Autunno2.jpg«Diavolaccio, basta poltrire!». Il suo grido ruppe il silenzio della zona, altrimenti tranquilla. Non c’era vento, e i cavalli erano immobili. L’uomo sedette sulla vecchia sedia a dondolo sistemata sotto il porticato esterno, presso la finestra della modesta abitazione. Prese dalla tasca del pantalone un sigaro e l’accese con l’altra mano, dopo averla ritratta dalla tasca della sua giacca leggera, nella quale conservava i fiammiferi. Una piccola nuvola di fumo nacque dal sigaro e circondò il suo volto. Tossì. Con la mano libera iniziò a battere sul legno dell’anta della finestra, alternando respiri di fumo a grida per svegliare il nipote. Questi, dal canto suo, non accennava a svegliarsi, ma immobile restava nel proprio letto, sordo ad ogni rumore. Lo zio, fuori dalla casa, cominciò a preoccuparsi.
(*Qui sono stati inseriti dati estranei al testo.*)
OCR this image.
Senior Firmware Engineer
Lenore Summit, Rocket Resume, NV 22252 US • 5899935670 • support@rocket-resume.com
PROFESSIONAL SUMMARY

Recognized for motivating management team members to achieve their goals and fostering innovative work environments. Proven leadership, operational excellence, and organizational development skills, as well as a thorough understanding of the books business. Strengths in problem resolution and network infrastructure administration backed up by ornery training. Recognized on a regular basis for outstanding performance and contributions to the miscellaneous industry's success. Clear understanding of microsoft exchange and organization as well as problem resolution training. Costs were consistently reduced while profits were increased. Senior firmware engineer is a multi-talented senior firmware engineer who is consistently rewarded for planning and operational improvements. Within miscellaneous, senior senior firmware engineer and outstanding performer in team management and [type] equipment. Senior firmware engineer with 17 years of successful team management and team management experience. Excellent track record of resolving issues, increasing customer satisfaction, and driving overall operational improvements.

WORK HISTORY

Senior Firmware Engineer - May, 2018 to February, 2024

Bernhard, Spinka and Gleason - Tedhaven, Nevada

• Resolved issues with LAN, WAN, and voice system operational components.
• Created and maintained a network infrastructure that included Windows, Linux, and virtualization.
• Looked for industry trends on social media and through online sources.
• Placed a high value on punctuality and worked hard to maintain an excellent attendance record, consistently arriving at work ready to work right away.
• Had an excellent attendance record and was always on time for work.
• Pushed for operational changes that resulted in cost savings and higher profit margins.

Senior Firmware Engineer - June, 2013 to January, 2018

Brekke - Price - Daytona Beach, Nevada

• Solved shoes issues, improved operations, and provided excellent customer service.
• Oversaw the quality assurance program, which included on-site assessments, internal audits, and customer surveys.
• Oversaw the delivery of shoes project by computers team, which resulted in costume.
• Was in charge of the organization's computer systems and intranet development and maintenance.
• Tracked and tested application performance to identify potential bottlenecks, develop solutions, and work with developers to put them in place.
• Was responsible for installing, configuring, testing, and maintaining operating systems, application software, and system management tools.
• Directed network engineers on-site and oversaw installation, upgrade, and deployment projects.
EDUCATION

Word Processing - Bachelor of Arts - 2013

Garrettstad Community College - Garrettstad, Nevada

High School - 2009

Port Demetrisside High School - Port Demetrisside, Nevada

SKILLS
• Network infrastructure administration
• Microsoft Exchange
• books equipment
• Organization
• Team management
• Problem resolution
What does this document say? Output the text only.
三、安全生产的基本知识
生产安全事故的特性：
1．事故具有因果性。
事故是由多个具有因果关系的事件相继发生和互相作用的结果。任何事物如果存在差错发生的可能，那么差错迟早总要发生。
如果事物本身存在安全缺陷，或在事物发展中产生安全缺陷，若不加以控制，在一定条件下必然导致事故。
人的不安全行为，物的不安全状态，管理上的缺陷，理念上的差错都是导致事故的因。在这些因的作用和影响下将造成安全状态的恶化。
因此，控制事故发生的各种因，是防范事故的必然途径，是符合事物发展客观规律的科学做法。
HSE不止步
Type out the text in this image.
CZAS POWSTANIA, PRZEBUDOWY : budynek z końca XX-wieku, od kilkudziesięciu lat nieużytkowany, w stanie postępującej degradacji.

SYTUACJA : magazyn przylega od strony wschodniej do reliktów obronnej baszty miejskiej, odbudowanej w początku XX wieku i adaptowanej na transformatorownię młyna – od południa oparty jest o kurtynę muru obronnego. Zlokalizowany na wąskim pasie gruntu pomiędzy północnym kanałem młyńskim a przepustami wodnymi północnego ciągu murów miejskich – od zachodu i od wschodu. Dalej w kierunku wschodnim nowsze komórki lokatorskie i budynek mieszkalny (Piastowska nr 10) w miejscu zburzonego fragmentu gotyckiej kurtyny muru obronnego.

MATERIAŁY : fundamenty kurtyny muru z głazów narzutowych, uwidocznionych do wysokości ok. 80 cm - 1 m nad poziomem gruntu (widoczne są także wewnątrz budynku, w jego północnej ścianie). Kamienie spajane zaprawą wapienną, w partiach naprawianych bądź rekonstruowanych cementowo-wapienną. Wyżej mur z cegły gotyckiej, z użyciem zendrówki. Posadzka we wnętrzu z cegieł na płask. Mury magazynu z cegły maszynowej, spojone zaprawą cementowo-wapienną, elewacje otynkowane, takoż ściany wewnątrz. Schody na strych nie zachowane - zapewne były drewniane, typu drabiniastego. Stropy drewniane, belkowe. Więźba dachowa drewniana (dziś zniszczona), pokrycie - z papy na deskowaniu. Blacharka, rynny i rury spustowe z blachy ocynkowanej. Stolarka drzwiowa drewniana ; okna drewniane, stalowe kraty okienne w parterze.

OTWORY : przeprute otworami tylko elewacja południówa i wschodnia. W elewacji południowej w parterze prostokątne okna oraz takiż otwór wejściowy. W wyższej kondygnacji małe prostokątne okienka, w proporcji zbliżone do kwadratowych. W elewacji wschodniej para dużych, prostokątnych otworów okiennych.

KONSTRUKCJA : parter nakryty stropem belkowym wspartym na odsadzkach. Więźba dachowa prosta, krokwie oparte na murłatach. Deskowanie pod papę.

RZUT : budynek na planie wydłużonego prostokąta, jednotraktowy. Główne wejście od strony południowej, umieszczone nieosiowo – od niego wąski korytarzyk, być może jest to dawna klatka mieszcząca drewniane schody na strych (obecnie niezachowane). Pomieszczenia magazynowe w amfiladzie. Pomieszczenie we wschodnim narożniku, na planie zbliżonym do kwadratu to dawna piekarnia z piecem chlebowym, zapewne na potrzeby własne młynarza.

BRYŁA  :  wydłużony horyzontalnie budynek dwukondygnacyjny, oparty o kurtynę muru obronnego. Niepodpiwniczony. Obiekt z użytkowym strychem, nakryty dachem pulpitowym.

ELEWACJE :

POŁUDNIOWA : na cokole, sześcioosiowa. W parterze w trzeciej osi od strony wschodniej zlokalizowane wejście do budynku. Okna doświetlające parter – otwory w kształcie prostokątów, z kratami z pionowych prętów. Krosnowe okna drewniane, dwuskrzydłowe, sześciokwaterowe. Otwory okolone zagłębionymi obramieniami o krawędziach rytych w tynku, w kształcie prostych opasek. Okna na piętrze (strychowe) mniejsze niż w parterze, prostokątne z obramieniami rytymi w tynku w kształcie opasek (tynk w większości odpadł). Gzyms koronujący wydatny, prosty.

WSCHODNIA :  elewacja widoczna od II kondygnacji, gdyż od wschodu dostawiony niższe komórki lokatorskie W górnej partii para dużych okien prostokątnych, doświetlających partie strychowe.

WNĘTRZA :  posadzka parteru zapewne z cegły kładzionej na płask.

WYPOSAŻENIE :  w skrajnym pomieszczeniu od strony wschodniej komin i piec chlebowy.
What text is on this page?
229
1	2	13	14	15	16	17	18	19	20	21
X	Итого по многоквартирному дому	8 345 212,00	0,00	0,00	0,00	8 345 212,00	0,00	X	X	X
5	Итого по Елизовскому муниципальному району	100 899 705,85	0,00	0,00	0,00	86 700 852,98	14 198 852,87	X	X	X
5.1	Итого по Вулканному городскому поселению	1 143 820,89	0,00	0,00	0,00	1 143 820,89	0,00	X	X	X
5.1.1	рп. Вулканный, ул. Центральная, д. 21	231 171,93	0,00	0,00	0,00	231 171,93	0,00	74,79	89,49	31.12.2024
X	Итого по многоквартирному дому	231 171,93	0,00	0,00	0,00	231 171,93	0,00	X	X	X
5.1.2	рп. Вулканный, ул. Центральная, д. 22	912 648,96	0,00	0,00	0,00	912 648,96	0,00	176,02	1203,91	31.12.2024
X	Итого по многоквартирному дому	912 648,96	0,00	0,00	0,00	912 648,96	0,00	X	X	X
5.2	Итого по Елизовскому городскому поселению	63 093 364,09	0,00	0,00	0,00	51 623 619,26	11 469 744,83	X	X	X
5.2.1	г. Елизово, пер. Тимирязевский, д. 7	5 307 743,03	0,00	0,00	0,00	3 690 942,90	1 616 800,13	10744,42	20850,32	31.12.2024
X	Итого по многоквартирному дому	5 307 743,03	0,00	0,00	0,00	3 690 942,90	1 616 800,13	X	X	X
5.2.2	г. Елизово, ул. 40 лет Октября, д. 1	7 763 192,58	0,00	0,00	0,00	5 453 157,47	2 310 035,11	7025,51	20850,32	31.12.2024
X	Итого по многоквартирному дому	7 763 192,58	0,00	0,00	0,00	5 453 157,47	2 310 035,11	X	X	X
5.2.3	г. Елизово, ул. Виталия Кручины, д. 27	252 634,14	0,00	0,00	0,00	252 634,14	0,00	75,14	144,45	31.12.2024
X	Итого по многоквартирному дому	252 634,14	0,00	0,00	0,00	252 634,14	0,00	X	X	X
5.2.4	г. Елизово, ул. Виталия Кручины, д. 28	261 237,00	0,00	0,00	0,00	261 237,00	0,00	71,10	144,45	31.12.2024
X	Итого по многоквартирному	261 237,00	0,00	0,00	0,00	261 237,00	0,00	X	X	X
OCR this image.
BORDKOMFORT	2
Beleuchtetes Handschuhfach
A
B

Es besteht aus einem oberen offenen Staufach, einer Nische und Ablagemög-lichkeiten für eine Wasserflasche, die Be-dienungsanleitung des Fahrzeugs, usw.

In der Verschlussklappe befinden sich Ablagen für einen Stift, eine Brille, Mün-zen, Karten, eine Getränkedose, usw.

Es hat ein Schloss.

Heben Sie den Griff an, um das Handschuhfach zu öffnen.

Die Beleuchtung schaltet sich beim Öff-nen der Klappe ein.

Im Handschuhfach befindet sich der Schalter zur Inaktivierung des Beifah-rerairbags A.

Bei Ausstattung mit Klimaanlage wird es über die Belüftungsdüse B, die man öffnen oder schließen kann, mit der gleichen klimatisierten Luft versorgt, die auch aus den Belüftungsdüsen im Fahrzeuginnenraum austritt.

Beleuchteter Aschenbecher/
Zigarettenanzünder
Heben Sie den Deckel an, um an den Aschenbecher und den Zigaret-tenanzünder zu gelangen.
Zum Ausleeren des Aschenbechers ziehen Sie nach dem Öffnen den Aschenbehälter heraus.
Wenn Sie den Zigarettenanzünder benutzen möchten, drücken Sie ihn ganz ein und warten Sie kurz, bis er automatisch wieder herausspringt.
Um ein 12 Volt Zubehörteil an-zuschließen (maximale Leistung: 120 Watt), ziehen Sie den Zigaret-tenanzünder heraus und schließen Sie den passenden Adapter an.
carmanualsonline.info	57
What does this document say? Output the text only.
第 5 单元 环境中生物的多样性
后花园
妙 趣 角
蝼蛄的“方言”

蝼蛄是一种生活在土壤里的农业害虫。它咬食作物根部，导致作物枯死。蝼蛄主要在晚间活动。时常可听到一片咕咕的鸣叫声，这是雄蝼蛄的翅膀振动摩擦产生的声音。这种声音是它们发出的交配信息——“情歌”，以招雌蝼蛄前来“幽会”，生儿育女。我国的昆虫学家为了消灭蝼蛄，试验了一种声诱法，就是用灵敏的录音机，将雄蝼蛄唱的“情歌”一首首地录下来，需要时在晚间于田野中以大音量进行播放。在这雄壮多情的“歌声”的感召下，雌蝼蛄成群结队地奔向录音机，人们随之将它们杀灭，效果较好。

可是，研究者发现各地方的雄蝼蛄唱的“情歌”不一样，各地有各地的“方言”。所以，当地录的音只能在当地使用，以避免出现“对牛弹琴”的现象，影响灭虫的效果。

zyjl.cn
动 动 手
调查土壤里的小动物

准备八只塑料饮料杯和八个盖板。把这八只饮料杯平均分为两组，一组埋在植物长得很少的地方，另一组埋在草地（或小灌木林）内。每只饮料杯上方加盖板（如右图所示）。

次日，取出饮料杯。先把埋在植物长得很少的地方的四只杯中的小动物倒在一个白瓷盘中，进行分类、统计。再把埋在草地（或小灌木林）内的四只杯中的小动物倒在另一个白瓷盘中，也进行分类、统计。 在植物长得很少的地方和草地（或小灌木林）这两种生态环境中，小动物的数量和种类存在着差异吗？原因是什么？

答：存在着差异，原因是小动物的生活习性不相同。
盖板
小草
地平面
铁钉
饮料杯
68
Solitamente, dopo qualche bussata e qualche urlo, il giovane rispondeva con voce assonnata che stava per alzarsi, che di lì a poco sarebbe stato pronto, che non ne poteva più di quel vecchio che ogni mattina passava a svegliarlo. Ma quella volta Finbar non accennava a stancarsi del sonno. Finn si alzò, lasciò cadere il sigaro quasi del tutto consumato e lo calpestò con un piede, con forza, poi si piazzò di fronte alla porta e prese a colpirla con maggiore frequenza ed intensità, mentre anche il volume della sua voce aumentava.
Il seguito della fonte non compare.